Çanakkale kenti, dünya tarihinin en şiddetli savaşını yaşamasına rağmen "Barış" kelimesini kendine sembol etti.
Çanakkale Zaferi her ne kadar Osmanlı'nın eğitimli insanlarının neredeyse tamamına yakınını kaybetmesiyle elde edilen bir zafer ise de Çanakkale "Barış kenti" olarak anılmayı yeğ tutuyor ve bütün dünyaya bu duyguyla kucak açıyor.
Osmanlı Ordusu 84 bin askerinden 76 binini şehit verdiği Çanakkale Zaferi'nin 100'üncü yılını kutluyoruz. Çanakkale Zaferi elbette ki bir destandır, başarıdır ama yine de Çanakkale'yi ne bu kahramanlığıyla ne de ülkenin bağımsızlığı ile anlatabiliriz. Çanakkale Zaferi, beynelmilel bir hadisedir ve içinde deha, zekâ, strateji, barış, kardeşlik, özgürlük ve bağımsızlık arzusunu barındıran bir harekettir. Çanakkale gerçek bir vatan savunmasının adıdır. Denizlerin tek hâkimi olan İngilizlerin o süper egosunun kırıldığı yerin adıdır. Çanakkale bugün her milletten insanın buluştuğu ve kaybettiklerinin hatırasına birlikte ağıt yaktıkları bir mekân haline geldi.
İki gün önce Çanakkale'deydim. Sadece "Çanakkale Geçilmez" denmiyordu. Şehrin adı "Barış Kenti" diye anılıyor. Barış yürüyüşü, barış koşusu, barış gösterisi yapılıyor şehirde.
Çanakkale Zaferi'ni Çanakkale'nin en büyük firması olan Kale Grubu farklı bir noktasından ele aldı ve interaktif bir belgesel hazırladı. "Çanakkale'nin Evlatları" adı verilen bu belgesel 18 Mart 2015 günü canakkaleninevlatlari.com ve sonsofgallipoli.com internet adreslerinde gösterime girdi. Türkçe ve İngilizce versiyonları bulunan bu belgesel 11 bölümlük bir film, 300 belgeden oluşan belge arşivi ve savaşın yaşandığı bölgeye dair 38 interaktif haritadan meydana geliyor.
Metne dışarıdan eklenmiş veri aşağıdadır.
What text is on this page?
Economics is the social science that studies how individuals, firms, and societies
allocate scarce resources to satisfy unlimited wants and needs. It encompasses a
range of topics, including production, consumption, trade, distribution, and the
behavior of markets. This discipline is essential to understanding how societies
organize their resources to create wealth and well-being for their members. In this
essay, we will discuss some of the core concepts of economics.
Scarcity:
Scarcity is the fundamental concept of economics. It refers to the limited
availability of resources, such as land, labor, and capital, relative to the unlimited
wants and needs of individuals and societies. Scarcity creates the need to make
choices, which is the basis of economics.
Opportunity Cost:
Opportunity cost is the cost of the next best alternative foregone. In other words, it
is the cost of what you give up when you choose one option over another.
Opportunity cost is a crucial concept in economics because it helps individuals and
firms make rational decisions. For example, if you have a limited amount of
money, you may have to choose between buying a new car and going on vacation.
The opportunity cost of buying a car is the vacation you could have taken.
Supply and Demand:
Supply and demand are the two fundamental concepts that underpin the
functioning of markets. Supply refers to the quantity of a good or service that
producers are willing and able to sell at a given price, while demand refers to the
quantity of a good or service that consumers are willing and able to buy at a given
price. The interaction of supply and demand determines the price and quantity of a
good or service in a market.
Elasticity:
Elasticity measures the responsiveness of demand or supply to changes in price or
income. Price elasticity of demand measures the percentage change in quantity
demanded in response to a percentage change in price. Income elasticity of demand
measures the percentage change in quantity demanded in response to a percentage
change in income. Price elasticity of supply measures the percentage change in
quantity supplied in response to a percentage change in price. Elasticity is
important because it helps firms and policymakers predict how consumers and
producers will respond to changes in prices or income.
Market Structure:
Kale Grubu Yönetim Kurulu Başkanı Zeynep Bodur bu belgeselin, takipçilerden gelen sorular doğrultusunda genişleyeceğini ve yürüyeceğini belirtti.
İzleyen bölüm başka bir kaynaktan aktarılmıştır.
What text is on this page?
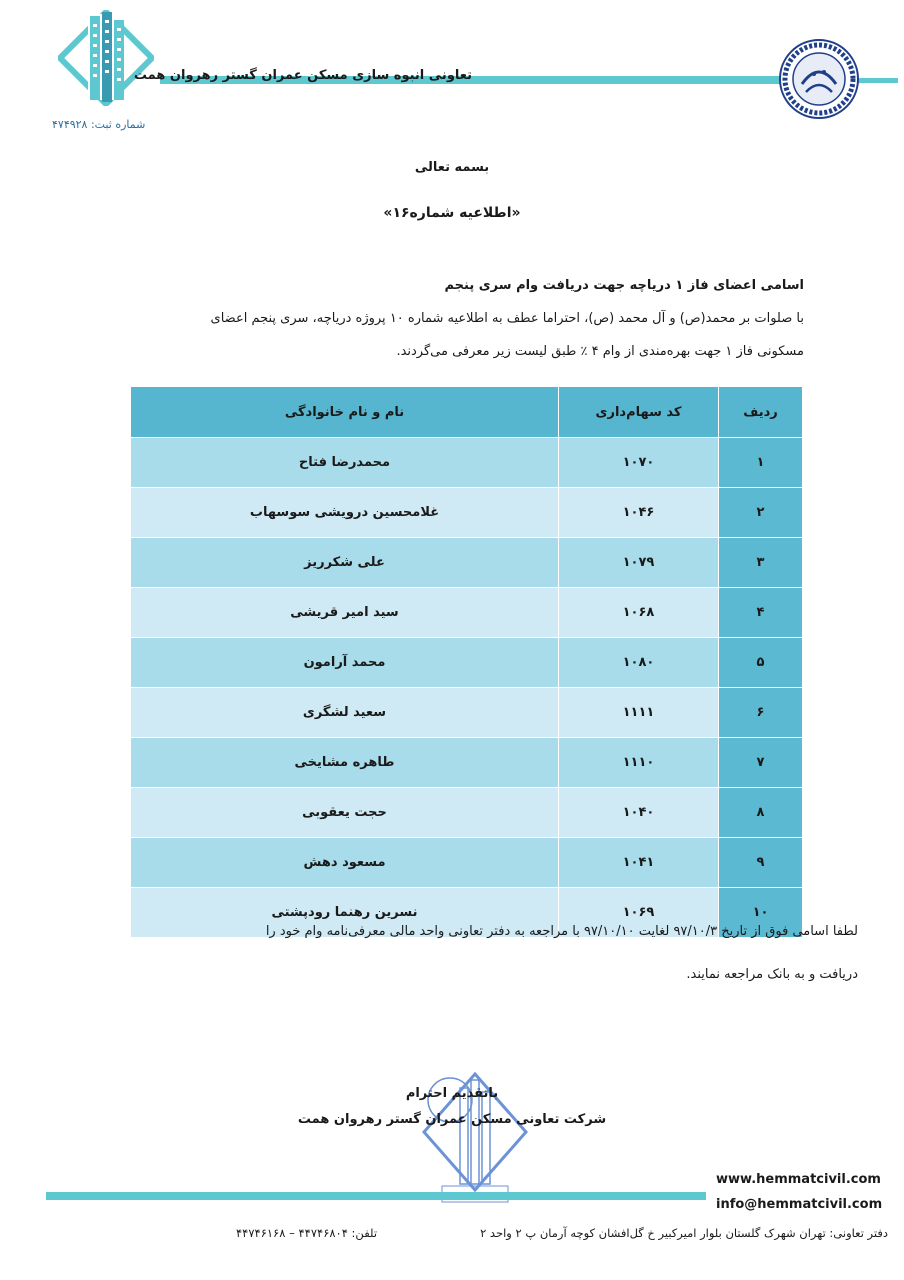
تعاونی انبوه سازی مسکن عمران گستر رهروان همت
شماره ثبت: ۴۷۴۹۲۸
بسمه تعالی
«اطلاعیه شماره۱۶»
اسامی اعضای فاز ۱ دریاچه جهت دریافت وام سری پنجم
با صلوات بر محمد(ص) و آل محمد (ص)، احتراما عطف به اطلاعیه شماره ۱۰ پروژه دریاچه، سری پنجم اعضای
مسکونی فاز ۱ جهت بهره‌مندی از وام ۴ ٪ طبق لیست زیر معرفی می‌گردند.
ردیف	کد سهام‌داری	نام و نام خانوادگی
۱	۱۰۷۰	محمدرضا فتاح
۲	۱۰۴۶	غلامحسین درویشی سوسهاب
۳	۱۰۷۹	علی شکرریز
۴	۱۰۶۸	سید امیر قریشی
۵	۱۰۸۰	محمد آرامون
۶	۱۱۱۱	سعید لشگری
۷	۱۱۱۰	طاهره مشایخی
۸	۱۰۴۰	حجت یعقوبی
۹	۱۰۴۱	مسعود دهش
۱۰	۱۰۶۹	نسرین رهنما رودپشتی
لطفا اسامی فوق از تاریخ ۹۷/۱۰/۳ لغایت ۹۷/۱۰/۱۰ با مراجعه به دفتر تعاونی واحد مالی معرفی‌نامه وام خود را
دریافت و به بانک مراجعه نمایند.
باتقدیم احترام
شرکت تعاونی مسکن عمران گستر رهروان همت
www.hemmatcivil.com
info@hemmatcivil.com
دفتر تعاونی: تهران شهرک گلستان بلوار امیرکبیر خ گل‌افشان کوچه آرمان پ ۲ واحد ۲
تلفن: ۴۴۷۴۶۸۰۴ – ۴۴۷۴۶۱۶۸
Belgeselin ilk bölümünü Çan'daki Kale Grubu tesislerinde izledim. Biri Türk, biri Anzak; iki annenin gözünden yüz yıl öncesine bakıyor ve çocuklarını cepheye gönderen o iki annenin hissettiklerini yansıtıyor. Uluslararası bir ekibin, global bir bakışla hazırladığı belgeselin tema ve müziği ünlü İtalyan besteci Ludovico Einaudi ile Mercan Dede'nin ortak çalışmasıyla hazırlanmış. Batı ve Doğunun sentezi yani.
Çanakkale Destanı'nı dijital ve sosyal medyanın gücüyle tüm dünyaya ulaştırmaya namzet bir çalışma. Zeynep Bodur, "Bu projenin sponsoru ve destekçisi olmaktan gurur duyuyoruz" dedi ve bu proje ile Çanakkale'nin bir barış kenti olmasına katkı sağlayacaklarının altını çizdi.
Çanakkale Zaferi Türk'ün, Kürt'ün, Arap'ın, Alevi'nin, Laz'ın, Çerkez'in zaferi ve hepsinden önemlisi ortak değeri. Bu belgeselin bu yönüyle de önemli bir hizmete imza atacağı hususuna dikkatinizi çekerim. Türkiye'nin şiddetle ihtiyaç duyduğu bu temayı su yüzüne çıkarmaya katkı verdiği için de kutlamak lazım Kale Grubu'nu.
Kale Grubu, 28 Mart Çanakkale Zaferi'ne yakışan bir şey daha yaptı ve Çan'a 100 milyon liralık yeni bir yatırım yapma kararı aldı. Savunma Bakanı İsmet Yılmaz'ın temelini attığı granit fabrikası ve Zeynep Bodur'un Türkiye ekonomisi ile ilgili görüşlerini bir sonraki yazımda anlatacağım...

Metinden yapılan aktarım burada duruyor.